I put my own weight and the weight of my bike into it and pressed calculate and it just laughed at me.

 

[si_c]

Same torque required.
Less power.

I think.

Edit: second thoughts. In case 2 you will be going at twice the speed so, yes, the same power output per minute.

I think

Power is effectively Torque x RPM so assuming same torque output from the rider then yes the power output would be the same.

 

[si_c]

Power is effectively Torque x RPM so assuming same torque output from the rider then yes the power output would be the same.

Just to add, speed would not be double as aerodynamic drag increases with the square of the speed, so proportionally more power is used to overcome air resistance at the higher speed meaning less is available for overcoming gravity.

 

[Supersuperleeds]

14% or 7%, either I'd be blowing out of my rear (and I don't mean tyre)

 

[ColinJ]

24 km/h up a 7% climb and it said 408W
12 km/h up a 14% climb and it said 403W

So yeah. Pretty much the same. Drag wll be a bit more significant at 24 km/h I guess

I have MY reading glasses on, and to me it looks like 478 W at 24 km/h up 7%!
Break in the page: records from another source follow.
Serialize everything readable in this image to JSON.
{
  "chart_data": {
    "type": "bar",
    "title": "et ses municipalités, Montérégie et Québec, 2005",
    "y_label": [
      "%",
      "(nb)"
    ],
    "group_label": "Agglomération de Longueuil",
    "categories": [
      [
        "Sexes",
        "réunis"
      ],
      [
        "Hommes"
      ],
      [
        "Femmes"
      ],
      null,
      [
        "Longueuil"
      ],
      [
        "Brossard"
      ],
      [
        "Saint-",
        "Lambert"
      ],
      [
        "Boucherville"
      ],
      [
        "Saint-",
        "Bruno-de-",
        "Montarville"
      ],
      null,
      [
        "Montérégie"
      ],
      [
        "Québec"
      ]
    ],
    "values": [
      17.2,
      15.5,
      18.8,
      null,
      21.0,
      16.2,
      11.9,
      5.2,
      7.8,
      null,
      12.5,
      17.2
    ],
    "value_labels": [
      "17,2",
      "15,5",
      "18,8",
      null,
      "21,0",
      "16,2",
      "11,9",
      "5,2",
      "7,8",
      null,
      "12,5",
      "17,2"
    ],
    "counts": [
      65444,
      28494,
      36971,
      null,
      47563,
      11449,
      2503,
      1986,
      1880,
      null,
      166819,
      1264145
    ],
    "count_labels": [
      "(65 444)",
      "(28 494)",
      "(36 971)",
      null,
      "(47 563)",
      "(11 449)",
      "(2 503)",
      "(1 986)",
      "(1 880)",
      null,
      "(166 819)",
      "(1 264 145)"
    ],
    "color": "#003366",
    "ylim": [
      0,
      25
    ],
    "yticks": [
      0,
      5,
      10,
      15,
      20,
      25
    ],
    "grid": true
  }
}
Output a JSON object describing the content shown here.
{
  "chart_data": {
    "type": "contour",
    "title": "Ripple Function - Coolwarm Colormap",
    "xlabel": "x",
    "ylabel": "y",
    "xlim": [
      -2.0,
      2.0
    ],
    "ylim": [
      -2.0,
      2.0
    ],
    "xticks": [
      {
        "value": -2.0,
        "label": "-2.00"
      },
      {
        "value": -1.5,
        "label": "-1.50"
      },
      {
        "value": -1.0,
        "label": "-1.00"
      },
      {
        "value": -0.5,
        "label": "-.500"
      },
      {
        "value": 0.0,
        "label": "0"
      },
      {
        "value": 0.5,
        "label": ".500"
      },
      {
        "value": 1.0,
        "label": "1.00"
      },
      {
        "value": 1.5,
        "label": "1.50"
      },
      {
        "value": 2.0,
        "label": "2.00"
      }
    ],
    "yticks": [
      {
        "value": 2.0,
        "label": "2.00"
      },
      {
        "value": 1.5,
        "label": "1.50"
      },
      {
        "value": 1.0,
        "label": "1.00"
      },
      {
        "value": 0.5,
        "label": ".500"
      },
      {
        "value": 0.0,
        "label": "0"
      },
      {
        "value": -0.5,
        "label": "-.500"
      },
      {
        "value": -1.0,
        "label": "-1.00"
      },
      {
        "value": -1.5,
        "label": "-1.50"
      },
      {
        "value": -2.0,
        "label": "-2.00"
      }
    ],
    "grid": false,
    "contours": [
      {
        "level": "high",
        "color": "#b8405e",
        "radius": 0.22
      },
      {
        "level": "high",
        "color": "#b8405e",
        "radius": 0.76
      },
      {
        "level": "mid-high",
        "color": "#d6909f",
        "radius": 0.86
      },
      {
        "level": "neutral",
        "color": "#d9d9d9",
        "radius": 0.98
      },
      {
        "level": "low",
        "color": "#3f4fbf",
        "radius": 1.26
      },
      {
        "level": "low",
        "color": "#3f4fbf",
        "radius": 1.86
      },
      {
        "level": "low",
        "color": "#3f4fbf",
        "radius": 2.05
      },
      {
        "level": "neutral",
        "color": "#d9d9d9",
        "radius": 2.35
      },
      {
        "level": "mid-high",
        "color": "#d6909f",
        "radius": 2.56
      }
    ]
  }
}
But yes - charging up the 7% climb at twice the speed of the 14% climb would need (near enough) the same power.

Just to add, speed would not be double as aerodynamic drag increases with the square of the speed, so proportionally more power is used to overcome air resistance at the higher speed meaning less is available for overcoming gravity.

I didn't think that the air resistance would be particularly significant between 12 and 24 km/hr but I just plugged the numbers into bike calculator and was surprised by how significant it actually was...

The 403 W that gave 12 km/h up 14% only gave 21 km/h up 7%!

So, when we see the pros drafting on moderately steep climbs they actually ARE getting a significant benefit from doing so.

 

[Dogtrousers]

I have MY reading glasses on, and to me it looks like 478 W at 24 km/h up 7%!

Ooops. Can I borrow your glasses? I'll edit my post.

So it looks like the drag contribution is a bit more than I thought. 75W.
But the OP did say "assuming no air resistance"

 

[si_c]

So, when we see the pros drafting on moderately steep climbs they actually ARE getting a significant benefit from doing so.

Well, i'm not sure what counts as significant but there will definitely be a benefit. On the flat at around 12km/h drag is from rolling resistance is roughly equivalent to aerodynamic drag, but at 24km/h that theoretically changes to about 80% from aerodynamic drag (assuming identical position on the bike and no wind at all). So given how fast pro cyclists go up a hill they might save as much as 30% of that aerodynamic drag, which is not nothing, but on steeper gradients this will likely fall into a handful of watts.

 

[Sallar55]

Going twice as fast against gravity? I would suspect that you are at it. Level road twice the speed , you air resistance increases dramatically so that's another fail.

 

[ColinJ]

So given how fast pro cyclists go up a hill they might save as much as 30% of that aerodynamic drag, which is not nothing, but on steeper gradients this will likely fall into a handful of watts.

Yes, so when their teammates drag them up the 7% as fast as they can they are doing some good. Their leader leaves them behind when they can't do it any longer and tackles the following 12%/15%/whatever-high-% solo.

I used to think that the main benefit was psychological, but obviously it is not.

 

[Twilkes]

or exaggerating his /her ability

Hey, I said 'if'.

Yeah I'm not getting up a 7% climb at 24kmh, best one was 18kmh could probably do it 19kmh now at a push, so closer to 70rpm, usual cadence is 85-90rpm. 105kg and 10kg bike so still around 450w but it's only about 3.5 minutes long and FTP is just over 300w so it's not too much of a stretch.

It's more the principle that as long as I don't shift down a gear it'll be simulating a much steeper climb, as there are only a few round here and they don't tend to last very long. Doing a big round trip up north at the end of July and don't want to be wiped out by the first steep bit I come across!